Allison Katz (b. 1980, Montreal, Canada) has emerged as a seminal voice in contemporary painting over the past decade, critically acclaimed for her cross-genre work that embraces the mutability of images and the tensions between, what is conveyed and what she explores is perceived. Her practice is rooted in a personal, biographical approach to found imagery and art historical references, combined with irreverent wit, wordplay, and humor. From roosters (the bird) and cabbages to self-portraits and dismembered bodies, Katz’s vibrant and idiosyncratic emblems question painterly subjectivity and self-awareness, as well as the slippery nature of meaning. Her precisely crafted works shift in style, technique and materiality, often defying formal categorizations to develop a practice that examines the conventions of the medium, the myths surrounding the role of the artist and that of the exhibition.
Architectural interventions are an integral part of Katz’s practice; Her thoughtful spatial environments combine paintings, posters and ceramics to create unique encounters and perspectives. She creates a flow of subtle choreographies in accordance with the images presented. By grappling with site-specific conditions, Katz forces the viewer to make connections between her disparate works, giving way to a poetic order amid a multitude of visual references. Recent works and exhibition titles have alluded more literally to such networks of connection and communication, whether in relation to bodily arteries and blood circulation, the canals and transportation systems of Venice, or the transformation of an object as it moves from sculpture to photograph to painting. Her canvases are, as Katz explains, “active sites” with “possible entrances and exits” that draw attention to the multiple layers of consciousness that lie within a painting’s surface and subject.
Katz’s first exhibition at Hauser & Wirth with new works by the artist will take place in autumn 2023 in Los Angeles. Early next year, Katz will be participating in an artist residency at Hauser & Wirth Somerset.

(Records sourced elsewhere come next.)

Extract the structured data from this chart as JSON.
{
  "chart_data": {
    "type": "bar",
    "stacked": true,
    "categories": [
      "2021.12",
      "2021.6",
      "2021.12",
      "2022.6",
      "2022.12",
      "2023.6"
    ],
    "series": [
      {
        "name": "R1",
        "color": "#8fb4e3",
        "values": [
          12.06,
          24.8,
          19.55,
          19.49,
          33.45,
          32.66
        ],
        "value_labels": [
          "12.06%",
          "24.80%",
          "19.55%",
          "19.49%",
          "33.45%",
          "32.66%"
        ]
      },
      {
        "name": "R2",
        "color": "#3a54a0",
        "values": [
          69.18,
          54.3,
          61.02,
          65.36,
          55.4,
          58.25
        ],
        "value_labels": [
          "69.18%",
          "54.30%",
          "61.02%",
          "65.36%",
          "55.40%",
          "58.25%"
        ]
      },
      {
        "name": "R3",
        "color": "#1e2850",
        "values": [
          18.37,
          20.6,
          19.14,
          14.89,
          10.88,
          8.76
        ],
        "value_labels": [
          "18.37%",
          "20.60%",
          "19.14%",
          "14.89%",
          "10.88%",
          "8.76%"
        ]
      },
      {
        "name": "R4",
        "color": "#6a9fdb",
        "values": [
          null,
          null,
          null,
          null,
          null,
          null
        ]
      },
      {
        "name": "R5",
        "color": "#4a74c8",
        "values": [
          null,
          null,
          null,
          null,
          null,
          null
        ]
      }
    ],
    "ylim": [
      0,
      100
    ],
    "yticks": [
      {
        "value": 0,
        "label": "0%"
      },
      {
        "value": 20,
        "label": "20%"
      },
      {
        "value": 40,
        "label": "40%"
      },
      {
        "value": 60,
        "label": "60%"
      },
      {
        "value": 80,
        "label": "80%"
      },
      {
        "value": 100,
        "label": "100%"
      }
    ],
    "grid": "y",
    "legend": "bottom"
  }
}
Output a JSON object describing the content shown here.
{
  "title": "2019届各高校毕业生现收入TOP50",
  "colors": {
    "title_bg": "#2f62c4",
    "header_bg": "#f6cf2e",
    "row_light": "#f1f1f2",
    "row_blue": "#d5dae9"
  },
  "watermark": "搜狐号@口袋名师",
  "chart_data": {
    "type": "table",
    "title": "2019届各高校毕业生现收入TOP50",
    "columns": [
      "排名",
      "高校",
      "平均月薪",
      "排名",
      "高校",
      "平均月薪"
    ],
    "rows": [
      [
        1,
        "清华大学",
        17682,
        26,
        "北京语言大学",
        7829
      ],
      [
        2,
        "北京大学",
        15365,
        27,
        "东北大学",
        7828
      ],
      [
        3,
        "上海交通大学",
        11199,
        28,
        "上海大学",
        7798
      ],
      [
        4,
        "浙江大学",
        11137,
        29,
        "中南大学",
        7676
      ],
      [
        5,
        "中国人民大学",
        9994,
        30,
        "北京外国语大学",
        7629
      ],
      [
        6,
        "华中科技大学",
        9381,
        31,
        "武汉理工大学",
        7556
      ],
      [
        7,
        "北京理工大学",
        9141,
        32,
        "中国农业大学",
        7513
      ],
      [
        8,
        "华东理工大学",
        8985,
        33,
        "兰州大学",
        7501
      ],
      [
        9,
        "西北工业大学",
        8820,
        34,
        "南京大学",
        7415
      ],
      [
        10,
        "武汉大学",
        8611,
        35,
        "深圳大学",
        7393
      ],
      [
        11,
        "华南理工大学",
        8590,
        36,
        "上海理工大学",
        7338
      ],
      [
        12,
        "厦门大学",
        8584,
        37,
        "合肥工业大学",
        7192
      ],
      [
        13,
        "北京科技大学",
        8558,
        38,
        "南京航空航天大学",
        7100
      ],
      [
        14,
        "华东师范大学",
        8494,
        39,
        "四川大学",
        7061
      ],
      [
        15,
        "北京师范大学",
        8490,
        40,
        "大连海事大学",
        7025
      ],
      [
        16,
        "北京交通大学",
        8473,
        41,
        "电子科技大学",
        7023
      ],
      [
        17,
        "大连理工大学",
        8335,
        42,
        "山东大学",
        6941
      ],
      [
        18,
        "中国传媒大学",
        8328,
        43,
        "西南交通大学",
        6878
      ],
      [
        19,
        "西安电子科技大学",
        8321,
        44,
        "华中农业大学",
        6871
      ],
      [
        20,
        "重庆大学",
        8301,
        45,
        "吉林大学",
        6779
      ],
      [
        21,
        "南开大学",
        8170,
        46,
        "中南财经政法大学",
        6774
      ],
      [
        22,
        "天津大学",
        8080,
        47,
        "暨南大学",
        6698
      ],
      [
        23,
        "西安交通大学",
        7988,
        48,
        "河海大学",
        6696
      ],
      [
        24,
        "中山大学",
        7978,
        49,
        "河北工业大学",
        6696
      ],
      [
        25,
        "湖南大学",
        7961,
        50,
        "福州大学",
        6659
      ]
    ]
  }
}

Katz’s work is an exploration of the plane of painting as a flat space in which depth can appear, both literally and figuratively. Beyond the pictorial plane, her practice has a complex arrangement with the tactile world and engages with the idea of the viewer as subject and participant. Katz’s use of texture complicates the painting’s window-like gaze into another world by grounding the physicality of images in our own sense of touch by mixing sand or rice into the pigment.
Breaking further the autonomy of the illustrative tableau, her staging of exhibitions is inseparable from the paintings, but also separate from them and often a work of art in and of itself. The walls she designs are built around the idea of a viewer’s encounter. This may involve creating contrasting perspectives, spaces within spaces, or painted one-to-one copies of pre-existing architectural elements such as an elevator. Her relationship to site-specificity is fluid, and motivated by constraints and a willingness to subvert the premise itself: paintings custom-made for one place find new meaning through an entirely alternative facility elsewhere. The autonomy of painting as an object in its own right is both complicated and energized by the contingency of its reception and by the exhibition as a form.
Katz’s interest in framing as motif and subtext is a formal technique that explores subjective assumptions; The frame becomes a portal to understand the world. The windows and mouths that frequently appear in her paintings address a duality between the sensual and intellectual consumption of information, synthesizing different types of sensory experiences such as taste and sight. Exhibition posters frame the event with actual dates and times, but also distort and expand it by existing as stand-alone artworks to be shown after the fact.
Katz’s use of wordplay, ambiguity, or enigma in both the choice of titles and the creation of the image itself extends to the use of her signature as a visual element, and speaks for a self-referential thread running through her work. The AKgraph paintings – whose titles play with the origins of the words autos “self” + graphos “written” – explore the territory between everyday signatures and formal drawing, inscribing identity to leave a mark. Through the elements that make up her name, Katz creates an image of her own face, juxtaposing caricature-like shapes against ideas that are seen as stable and hierarchical. This playful and exploratory touch defies the conventional notion of an artist’s “handwritten style” in favor of a broader exploration of how a painting can be made today.